Die mit einer Laufzeitverlängerung verbundene Erweiterung bzw. Erhöhung der Deponie an der Stadtgrenze zwischen Herne und Gelsenkirchen ist bekanntlich im September 2021 von der Bezirksregierung Münster genehmigt worden. Dagegen hatten drei Anwohner und eine Anwohnerin vor dem Oberverwaltungsgericht Münster (OVG) geklagt. Die mündliche Verhandlung findet nun statt am Donnerstag, 1. Juni (10 Uhr in Sitzungssaal 1).

Diese Gelsenkirchener Anwohner klagen gegen die von der Bezirksregierung Münster genehmigte Erweiterung der Deponie: (von links) Fabian Gärtner, Anja Hollerer und Marc Bruckmann. Nicht im Bild: der Kläger Albert Wübbena.
Diese Gelsenkirchener Anwohner klagen gegen die von der Bezirksregierung Münster genehmigte Erweiterung der Deponie: (von links) Fabian Gärtner, Anja Hollerer und Marc Bruckmann. Nicht im Bild: der Kläger Albert Wübbena. © FUNKE Foto Services | Ingo Otto

Zuständig ist der 20. Senat des Oberverwaltungsgerichts. Es sei nur ein Verhandlungstermin anberaumt worden, erklärt eine Sprecherin des OVG auf Anfrage der WAZ. Üblicherweise erfolge dann am Tag der Verhandlung auch ein Urteil. Dieses wäre jedoch nicht letztinstanzlich: „Der Unterlegene kann in jedem Fall noch das Bundesverwaltungsgericht anrufen.“

Der Rechtsstreit um die Erweiterung der Deponie durch die RVR-Tochter Abfallentsorgungsgesellschaft Ruhr (AGR) ist in Herne und Gelsenkirchen zuletzt durch Kontroversen um Tests und Pläne zur Müllverdichtung in den Hintergrund gerückt. Ein Beschluss des AGR-Aufsichtsrats über eine Verdichtung des Deponieuntergrunds ist zunächst auf 2024 verschoben worden.

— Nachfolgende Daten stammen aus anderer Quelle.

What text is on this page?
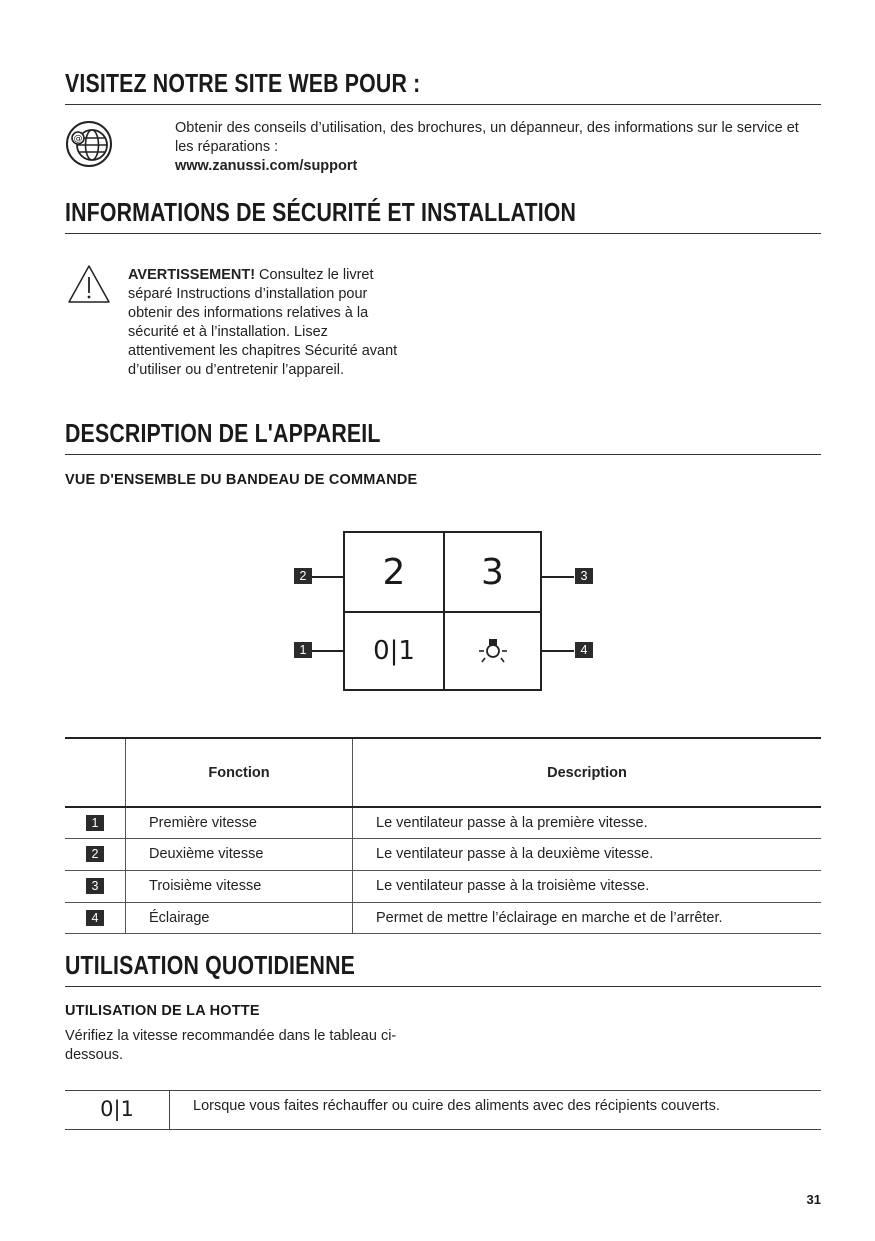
VISITEZ NOTRE SITE WEB POUR :
@
Obtenir des conseils d’utilisation, des brochures, un dépanneur, des informations sur le service et les réparations :
www.zanussi.com/support
INFORMATIONS DE SÉCURITÉ ET INSTALLATION
AVERTISSEMENT! Consultez le livret séparé Instructions d’installation pour obtenir des informations relatives à la sécurité et à l’installation. Lisez attentivement les chapitres Sécurité avant d’utiliser ou d’entretenir l’appareil.
DESCRIPTION DE L'APPAREIL
VUE D'ENSEMBLE DU BANDEAU DE COMMANDE
2	3
0|1
2
1
3
4
	Fonction	Description
1	Première vitesse	Le ventilateur passe à la première vitesse.
2	Deuxième vitesse	Le ventilateur passe à la deuxième vitesse.
3	Troisième vitesse	Le ventilateur passe à la troisième vitesse.
4	Éclairage	Permet de mettre l’éclairage en marche et de l’arrêter.
UTILISATION QUOTIDIENNE
UTILISATION DE LA HOTTE
Vérifiez la vitesse recommandée dans le tableau ci-dessous.
0|1	Lorsque vous faites réchauffer ou cuire des aliments avec des récipients couverts.
31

Ebenfalls noch offen ist eine Entscheidung durch die Bezirksregierung über eine neue Versuchsanlage auf der Deponie zur Komprimierung sogenannter Künstlicher Mineralfasern (KMF). Die AGR-Führung ist für ihre Pläne (einmal mehr) bei Herner und Gelsenkirchener Politikern in die Kritik geraten. Neben der Befürchtung weiterer Belastungen für Anwohnerinnen und Anwohner im Deponie-Umfeld wurden massive Vorwürfe hinsichtlich der Informationspolitik des kommunalen Unternehmens laut.

+++ Die Debatte über die Versuchsanlage:Mülldeponie: Neuer Plan der AGR entsetzt die Politik +++

Die Beantragung der KMF-Versuchsanlage ist bereits im Sommer 2022 durch den AGR-Aufsichtsrat beschlossen worden. Hernes SPD-Vorsitzender Hendrik Bollmann - er ist in diesem Gremium einziger Vertreter der beiden Deponiestädte - verteidigt diesen Beschluss gegenüber der WAZ: „Die Anlage verdichtet das Material. Die Menge allerdings verdrängt andere Stoffe, die gleichwohl deponiert werden könnten“, so Bollmann. Und: Das Unternehmen erwarte keinen Anstieg der Lkw-Transporte im Falle der KMF-Verdichtung.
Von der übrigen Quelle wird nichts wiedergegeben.